While separating fact from misinformation has always been critical, the current social and political climate made the topic especially pertinent for this year’s NULab conference, organizers said. The daylong conference showcased the work of researchers in Northeastern’s lab for digital humanities and computational social science—work dedicated to understanding and combatting the spread of fake news.
The research projects presented at the conference were still in progress, and therefore don’t represent concrete findings as of yet. Here’s what some of that research is exploring.
The pathways of fake news
Lab director David Lazer is working to determine the frequency of fake news consumed by voters in the 2016 election, who was reading it, and which other websites were visited by voters who were exposed to fake news.
Lazer, a professor of political science and computer and information science, is working with several other researchers to cross-reference Twitter accounts with voter records.

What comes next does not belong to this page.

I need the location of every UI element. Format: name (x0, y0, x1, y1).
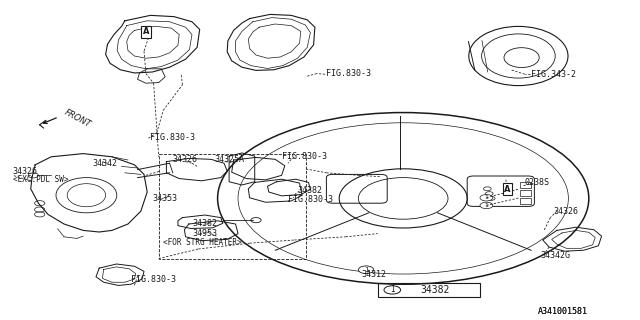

Their goal is to establish a pool of users they could be fairly confident were actual people and not bots—a technique he’s used in the past to study how fake news spreads.
What they’re seeing from the research so far is “distinct (ideological) neighborhoods of consumption,” Lazer said, where people who consumed fake news were more likely to consume a lot of it.
Local-Mobile paradox: Missed innovation opportunities and the future of local news
As social media platforms are increasingly saturated with fake news, local and hyperlocal news outlets are becoming more vital to the health of local communities. A decade after the advent of the iPhone, however, assistant professor of journalism Meg Heckman and a team are exploring how the mobile transition of news consumption is playing out or failing to play out at daily and nondaily newspapers in rural and suburban communities.
So far, her research bears out a mixed picture—there are some bright spots among small news organizations implementing mobile strategies, as well as “the kinds of weaknesses that could further damage local newspapers’ ability to fulfill their crucial role as community watchdogs and storytellers,” Heckman said.
Trajectories of hate: Mapping cultural and biological racism on Twitter
Nicholas Beauchamp, assistant professor of political science, is working with a team to determine whether the creation and consumption of hateful speech is a cause or an effect of hateful ideology—a phenomenon that might parallel the ideological motivations behind the creation and consumption of fake news, he said.
Why keep arguing? Predicting participation in political conversations online
Sarah Shugars, a doctoral student working in the Network Science Institute, noted that fake news “doesn’t happen in a vacuum.
“People read, share, and argue about fake news online all the time,” she said. Why do people argue online, though? And what are they about? Those are the central questions she’s exploring.
So far, her findings indicate that sometimes in the middle of an online argument, just one comment meant to steer the conversation back to civility can improve the overall discourse greatly.
Conspiracy propagation and fake news: A sociopsychological perspective
Costas Panagopoulos, professor of political science and director of big data and quantitative initiatives in the College of Social Sciences and Humanities, is studying the role of political ideology in driving conspiratorial mindsets, a field in which very little research currently exists, he said.
He and other researchers are exploring whether people on the ends of the political and ideological spectrums—hard left and right-wingers—have a greater tendency to believe and propagate conspiracy theories.